THINK LIKE A CHILD, that's the way to go, if not then you'll probably bore your young readers asleep. It's consequential to ask yourself what would a child say, feel or do. If you have children of your own or know someone who does, perfect, listen to them. Listen to how they play and react to one another and even to adults, then implement this into your story.
MAKE THE DIALOGUE FUN, why else would kids be fascinated with your characters if they're just plain out dull? Even in non fiction books there are characters who verbally express outlandish things, things that makes readers say "ah" or "ha ha ha". Integrate jests into the commix, jests that may sound silly to an adult but will make KIDS laugh. How do you do that? Watch one episode of Spongebob or any animated Disney films. Watch how the experts make their "words play".
HAVE THE DIALOGUE ASK QUESTIONS CHILDREN OFTEN ASK AND THEN ANSWER THEM. This alone intrigues your young readers to dive even deeper into the story that you optate to tell. This especially applies to long chaptered books going over 300 pages. What keeps children motivated to read more usually stems from their unanswered questions which the characters in the story are endeavoring to answer.

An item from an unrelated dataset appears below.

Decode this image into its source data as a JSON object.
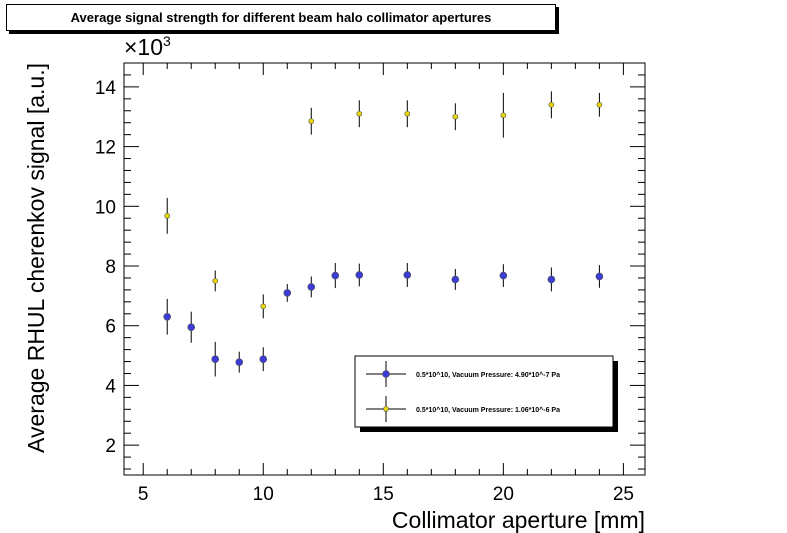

KEEP IT SIMPLE, you don't want to do too much by adding unnecessary jargon or big words. These are kids we're talking about people; stick to words like "hardheaded" or "stubborn" instead of "obstinate" or "intransigent". If you have your young readers going back and forth to the dictionary way too often then, more than likely, you'll end up losing a reader.
READ DIFFERENT CHILDREN BOOKS, that's right, it's not about beating your prosperous competitors of the juvenile genre, its about knowing why and how they succeeded. And what better way to learn then from "thy enemy"? Except no one is genuinely your enemy. The only enemy is your pen and paper or that keyboard and monitor in front of you. Reading other successful authors work not only amend yours but it may also inspire you to take a 360 approach to how you may want to convey your story differently.